Oude voetbalhelden komen samen: ‘Fortuna heeft Vlaardingen op de kaart gezet’
Nog één keer halen voetbalhelden van vroeger herinneringen op over Fortuna Vlaardingen. De aanstaande woningbouw op het terrein van de oude club langs de Marathonweg is aanleiding om een aantal prominenten uit te nodigen voor een mini-reünie. En dus zitten Jan Bouman, Cees Bouman, Peter Eikelenboom en Jan Baksteen op de praatstoel.
“Fortuna heeft Vlaardingen op de kaart gezet”, luidt het overtuigende betoog van Jan Baksteen. De verdediger maakte onderdeel uit van het kampioenselftal van 1961/1962. “Wij hebben meegemaakt dat er nog 36 loggers in de haven lagen en dat er Vlaggetjesdag was, maar dat was alles wat je had in Vlaardingen. Maar toen werden wij kampioen van een grote afdeling. Dat bracht wat teweeg.”
Baksteen refereert aan het kampioenschap in de Eerste Divisie. Toentertijd waren er nog twee Eerste Divisies. Heracles won de andere afdeling en in de promotiewedstrijd ging het mis voor Fortuna Vlaardingen. Zo werd op een haar na een gang naar de Eredivisie gemist. Misschien maar goed ook, denkt Baksteen. “Als wij Eredivisie hadden gaan spelen, hadden we een hele andere accommodatie moeten hebben.”

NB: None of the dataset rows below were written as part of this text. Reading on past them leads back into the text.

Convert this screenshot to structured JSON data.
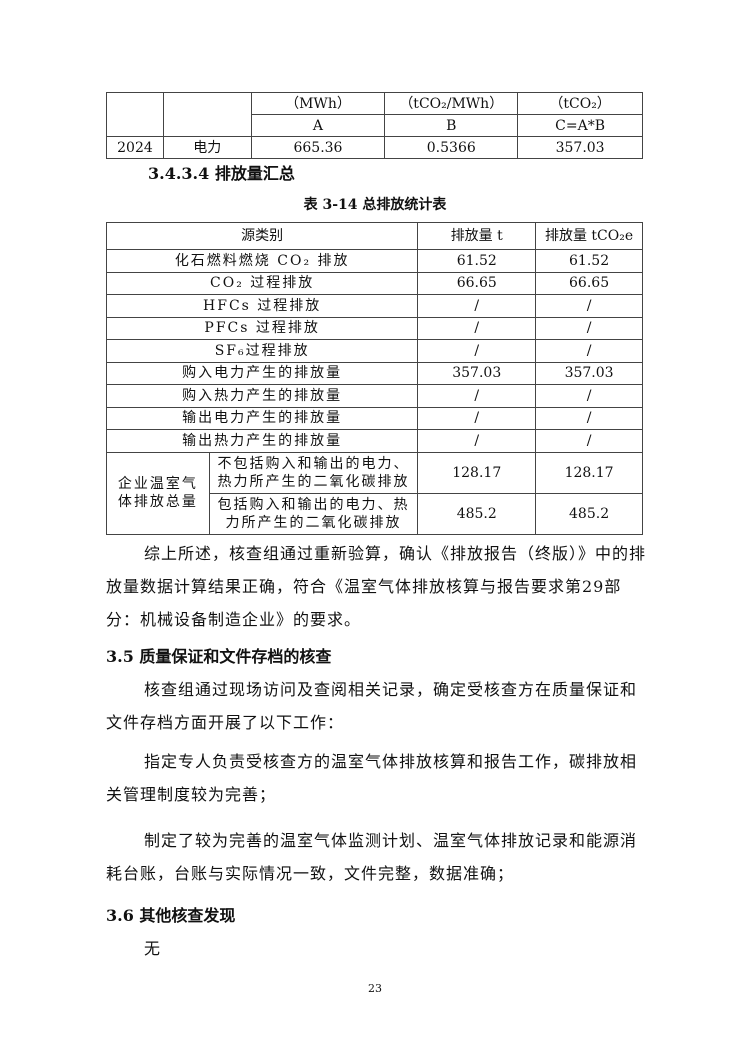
{
  "top_table": {
    "unit_row": [
      "",
      "",
      "（MWh）",
      "（tCO₂/MWh）",
      "（tCO₂）"
    ],
    "formula_row": [
      "",
      "",
      "A",
      "B",
      "C=A*B"
    ],
    "data_row": [
      "2024",
      "电力",
      "665.36",
      "0.5366",
      "357.03"
    ]
  },
  "section_3434": "3.4.3.4 排放量汇总",
  "table_caption": "表 3-14 总排放统计表",
  "summary_table": {
    "headers": [
      "源类别",
      "排放量 t",
      "排放量 tCO₂e"
    ],
    "rows": [
      [
        "化石燃料燃烧 CO₂ 排放",
        "61.52",
        "61.52"
      ],
      [
        "CO₂ 过程排放",
        "66.65",
        "66.65"
      ],
      [
        "HFCs 过程排放",
        "/",
        "/"
      ],
      [
        "PFCs 过程排放",
        "/",
        "/"
      ],
      [
        "SF₆过程排放",
        "/",
        "/"
      ],
      [
        "购入电力产生的排放量",
        "357.03",
        "357.03"
      ],
      [
        "购入热力产生的排放量",
        "/",
        "/"
      ],
      [
        "输出电力产生的排放量",
        "/",
        "/"
      ],
      [
        "输出热力产生的排放量",
        "/",
        "/"
      ]
    ],
    "total_label": "企业温室气体排放总量",
    "total_rows": [
      [
        "不包括购入和输出的电力、热力所产生的二氧化碳排放",
        "128.17",
        "128.17"
      ],
      [
        "包括购入和输出的电力、热力所产生的二氧化碳排放",
        "485.2",
        "485.2"
      ]
    ]
  },
  "para_summary": "综上所述，核查组通过重新验算，确认《排放报告（终版）》中的排放量数据计算结果正确，符合《温室气体排放核算与报告要求第29部分：机械设备制造企业》的要求。",
  "section_35": "3.5 质量保证和文件存档的核查",
  "para_35_1": "核查组通过现场访问及查阅相关记录，确定受核查方在质量保证和文件存档方面开展了以下工作：",
  "para_35_2": "指定专人负责受核查方的温室气体排放核算和报告工作，碳排放相关管理制度较为完善；",
  "para_35_3": "制定了较为完善的温室气体监测计划、温室气体排放记录和能源消耗台账，台账与实际情况一致，文件完整，数据准确；",
  "section_36": "3.6 其他核查发现",
  "para_36": "无",
  "page_number": "23"
}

Zijn voetbalvriend – spits Jan Bouman – kan zich met terugwerkende kracht verbazen over hoe het terrein van Fortuna erbij lag. “Er waren zo’n 15.000 mensen”, zegt Bouman. “Bij ons stond alles door elkaar. En vier politieagenten liepen daar rond.”
‘Janken in de kleedkamer’
Bouman miste de promotiewedstrijd van Fortuna. En dat doet nog steeds pijn. “Zo’n wedstrijd wil je van je leven niet missen. Ik durf het nou rustig te zeggen: ik zat te janken in de kleedkamer. Ik kon niet spelen. Het ging niet”, aldus Bouman.
In het kampioensjaar maakte hij 35 doelpunten. Bouman speelde mede door dat succes ook nog bij Sparta, maar Fortuna was zijn thuis. “Fortuna was je leven”, vertel hij. Ook broer Cees, die zich later ook bij het eerste elftal voegde, onderschrijft dat. Hij ziet een leven vol ups en downs en alles is verbonden met Fortuna. “Wij speelden bij de Zwolse Boys. Toen kreeg m’n moeder een hersenbloeding. We stonden te juichen. En toen werden we op onze schouders getikt. Dat vergeet je nooit meer.”